被告不僅於原處分否准原告申請,且在107 年10月16日舉辦校長續任選舉現場,當場拒絕原告領取選票行使投票權。被告這些違法行為,造成原告權利無法行使而受有損害,其中包含原告到學校的交通費用支出之損害。
⑵損害額度之計算,因原告沒有住在校園宿舍,從住家(
臺北市中山區)出發到選舉之現場(新北市板橋區)需要有交通費用之支出,不管是搭公車、捷運或火車等大眾交通工具,交通費用均超過1 元,原告確實受有損害,但僅請求1 元之賠償。
㈡實體理由⒈原處分違法之理由:
⑴原處分之作成與借調要點之增修皆欠缺事務權限:
①原告於107年10月9日向被告申請核發參與行使校長同
意權選票,並請求交由校務會議來處理,然原處分不僅未經校務會議,連被告教師評審委員會(下稱校教評會)也沒有進行原處分案件之討論或決議,逕由人事室等作成決行發函,確實欠缺事務權限。縱使校教評會對於借調要點之增修,具備事務權限,但不等同原處分是由具備事務權限組織與過程來作成。
②依據被告教師評審委員會設置辦法(下稱校教評會設
置辦法)第1 條規定,校教評會所審議的事項並不包括本件所爭執的「借調教師於借調期間在本校終止選舉權與被選舉權,亦不得參加本校各項會議,包括系(所、中心、室)級會議。」被告無法舉證校教評會具備事務權限,或是原處分事後經過有事務權限組織之追認或是補正。
③校教評會設置辦法第1 條所稱「其他依法令應予審議
等事項」,應有法律明文規定應經教評會審議之事項,特別是本件校教評會所通過的是限縮教師法所明文規範的教師權利事項。校內專任教師針對現任校長擬連任之事行使投票權,乃源自於大學法第9條第6項授權訂定之國立臺灣藝術大學組織規程(下稱被告組織規程)所賦予之權利,應屬全體被告專任教師之固有權益,並屬於教師法第31條第1項第9款所稱「其他依本法或其他法律應享之權利」,被告若無法律規定,自不得任意剝奪,系爭規定顯然違反被告組織規程第5條第3項規定:「校長如擬連任,…由全校專任講師以上教師…行使投票權,同意票數達實際投票人數二分之一以上為通過續任,則陳報教育部辦理續任」。
⑵大學法為大學自治之規範依據,而其自主組織權(包括
選舉校長)與人事權屬於大學自治事項,被告組織規程既明文規定賦予專任教師的權利,其權利應受到大學自治法之保障,此乃授權法源根據原則下,一方面除非有相同法位階或是在授權法源得以限制之外,斷不能被下位階法規或是組織單位所恣意剝奪,若可任意剝奪者,最初即無須制定於落實大學自治之學校組織規程中。
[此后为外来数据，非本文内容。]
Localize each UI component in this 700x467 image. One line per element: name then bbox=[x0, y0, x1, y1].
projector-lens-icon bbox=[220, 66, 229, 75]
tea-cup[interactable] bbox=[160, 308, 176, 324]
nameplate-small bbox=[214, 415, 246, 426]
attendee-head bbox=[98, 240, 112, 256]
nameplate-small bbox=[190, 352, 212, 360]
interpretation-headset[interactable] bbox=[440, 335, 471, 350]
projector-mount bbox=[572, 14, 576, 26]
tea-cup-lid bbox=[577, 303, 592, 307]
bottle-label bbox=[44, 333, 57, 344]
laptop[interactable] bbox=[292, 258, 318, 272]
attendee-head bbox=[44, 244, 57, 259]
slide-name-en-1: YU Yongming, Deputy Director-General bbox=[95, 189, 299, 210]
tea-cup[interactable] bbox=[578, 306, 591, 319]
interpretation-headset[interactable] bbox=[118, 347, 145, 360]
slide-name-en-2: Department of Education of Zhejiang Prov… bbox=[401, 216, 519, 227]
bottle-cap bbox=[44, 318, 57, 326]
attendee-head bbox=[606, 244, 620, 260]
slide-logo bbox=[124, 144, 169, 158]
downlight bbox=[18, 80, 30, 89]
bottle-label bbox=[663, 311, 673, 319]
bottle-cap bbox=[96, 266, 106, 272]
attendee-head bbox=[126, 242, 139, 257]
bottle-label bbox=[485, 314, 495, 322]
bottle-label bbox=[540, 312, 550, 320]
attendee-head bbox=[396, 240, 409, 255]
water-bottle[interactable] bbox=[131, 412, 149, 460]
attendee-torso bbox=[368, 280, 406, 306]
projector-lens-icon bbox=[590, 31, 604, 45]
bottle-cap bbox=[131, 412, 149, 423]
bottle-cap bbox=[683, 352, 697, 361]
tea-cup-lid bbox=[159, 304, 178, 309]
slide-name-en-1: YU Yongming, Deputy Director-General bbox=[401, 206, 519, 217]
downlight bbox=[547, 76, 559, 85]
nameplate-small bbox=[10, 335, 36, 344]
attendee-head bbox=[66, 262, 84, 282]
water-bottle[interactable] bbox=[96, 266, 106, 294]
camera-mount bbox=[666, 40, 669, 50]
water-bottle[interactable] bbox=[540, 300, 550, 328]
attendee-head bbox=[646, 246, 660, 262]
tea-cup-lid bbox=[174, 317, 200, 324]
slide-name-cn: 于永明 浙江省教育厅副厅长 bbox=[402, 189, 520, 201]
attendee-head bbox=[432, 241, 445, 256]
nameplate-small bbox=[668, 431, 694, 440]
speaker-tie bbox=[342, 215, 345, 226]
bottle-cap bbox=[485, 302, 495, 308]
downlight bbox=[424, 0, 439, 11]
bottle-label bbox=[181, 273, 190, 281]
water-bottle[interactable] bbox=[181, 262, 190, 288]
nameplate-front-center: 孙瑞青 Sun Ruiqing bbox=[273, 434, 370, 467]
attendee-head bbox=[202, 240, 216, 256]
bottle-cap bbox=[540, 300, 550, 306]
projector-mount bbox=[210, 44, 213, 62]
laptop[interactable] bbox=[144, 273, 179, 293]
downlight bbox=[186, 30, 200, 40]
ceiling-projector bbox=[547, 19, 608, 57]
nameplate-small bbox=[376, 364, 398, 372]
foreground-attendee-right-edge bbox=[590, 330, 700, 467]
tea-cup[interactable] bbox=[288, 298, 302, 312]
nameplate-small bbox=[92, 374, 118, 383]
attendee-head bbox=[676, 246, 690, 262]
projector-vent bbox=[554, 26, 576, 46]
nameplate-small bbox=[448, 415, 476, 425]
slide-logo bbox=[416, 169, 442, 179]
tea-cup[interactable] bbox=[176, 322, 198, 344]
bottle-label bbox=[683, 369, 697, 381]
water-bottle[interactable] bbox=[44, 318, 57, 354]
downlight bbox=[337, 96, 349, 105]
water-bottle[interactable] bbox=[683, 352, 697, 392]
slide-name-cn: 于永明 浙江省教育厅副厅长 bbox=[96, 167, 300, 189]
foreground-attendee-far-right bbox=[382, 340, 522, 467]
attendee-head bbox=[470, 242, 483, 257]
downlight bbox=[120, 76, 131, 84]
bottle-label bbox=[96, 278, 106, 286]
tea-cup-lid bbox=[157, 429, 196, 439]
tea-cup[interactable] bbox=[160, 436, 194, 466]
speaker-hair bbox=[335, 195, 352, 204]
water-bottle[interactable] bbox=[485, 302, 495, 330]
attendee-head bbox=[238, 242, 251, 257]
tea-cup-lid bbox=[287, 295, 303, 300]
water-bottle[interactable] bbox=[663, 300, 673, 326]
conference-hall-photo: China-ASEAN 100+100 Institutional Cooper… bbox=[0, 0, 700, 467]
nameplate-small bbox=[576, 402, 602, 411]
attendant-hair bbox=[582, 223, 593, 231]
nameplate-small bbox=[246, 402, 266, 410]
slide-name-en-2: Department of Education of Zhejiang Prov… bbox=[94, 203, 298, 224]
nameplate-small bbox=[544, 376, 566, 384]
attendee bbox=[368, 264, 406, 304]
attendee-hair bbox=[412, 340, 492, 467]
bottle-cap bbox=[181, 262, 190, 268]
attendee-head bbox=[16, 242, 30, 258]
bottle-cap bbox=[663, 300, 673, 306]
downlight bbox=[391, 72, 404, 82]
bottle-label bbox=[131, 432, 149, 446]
是明文規定於學校組織規程之事項,非可任意由無權限之校教評會恣意違法剝奪或限縮組織規程所明訂專任教師之權利。又系爭規定亦違反教師法第31條第1項第4款所定教師有「參加教師組織,並參與其他依法令規定所舉辦之活動」的權利,蓋所謂活動,除包括大學法第9 條選舉校長之活動外,也包括得參加各項會議,包括系(所、中心、室)級會議。
⑶原處分違反行政程序法第7 條規定:
①被告所援用之教育部97年8月8日台人㈠字第09701489
66號函釋(下稱教育部97年8月8日函釋),將不適合擔任教評會委員者,限於「未實際在校內任教、服務」及「尚無法瞭解校內教師表現」,且該函釋限縮特定事項為「教評會審議教師聘任、升等、停聘、解聘、不續聘及資遣原因之認定等事項」。此外,整體觀察該函釋,亦可知並非所有被借調者在借調期間就被限制所有參與學校的事項和活動,否則該函釋之內容應為全數否定被借調教師參與學校各項活動的權益,不需要提及因果關係與該關係下所特定之限制事項。
②原處分不僅不符合比例原則和因果關聯性,且被告恣
意將教育部97年8月8日函釋事項,擴張到「借調教師於借調期間在本校終止選舉權與被選舉權,亦不得參加本校各項會議,包括系(所、中心、室)級會議」,甚且完全不附理由與法令根據,在校長選舉結束後,隨即丟棄限制原告的規定,形同兒戲一般。
③借調期間對被借調者之停止權利規定,應有所區分處
理,縱使要限縮被借調者相關權益,也需符合行政程序法第7 條及相關法律規定,並符合權利義務之比例原則與因果關聯性。因被借調教師於借調期間仍屬原學校內之編制教師,原職是被保留的,被借調教師並不因借調而完全脫離被借調機關,而變成與學校無任何關係。事實上,原告被借調後,與原本任職於被告所屬藝術館裡與文化政策研究所所負責授課和系所課程,是緊密關聯的,此由該研究所課程表有博物館專題、藝文機構營運與管理、藝術管理理論與實務、藝術社會學等等,均與史博館緊密相關。
④再者,原告經借調到史博館任職館長後,因藝術管理
方面之卓越成就,而屢獲文化部記功、嘉獎之殊榮,且任內亦促成史博館和被告12項交流合作事項,如此符合被告學校治理之教學目標與教務功能所追求之與社會文化藝術實務交流,達到教學相長與資源加乘之目標,並將學校師生連結到社會業界,讓被告成為真正的藝術發揚者和實踐者,則何以要禁止原告參加校長選舉或各項會議?其合理性何在?因果關聯性為何?是否違反不當聯結禁止原則?被告排除原告的參與,其採取之方法所造成之損害,顯然與被告欲達成目的之利益顯失均衡,違反行政程序法第7 條之規定。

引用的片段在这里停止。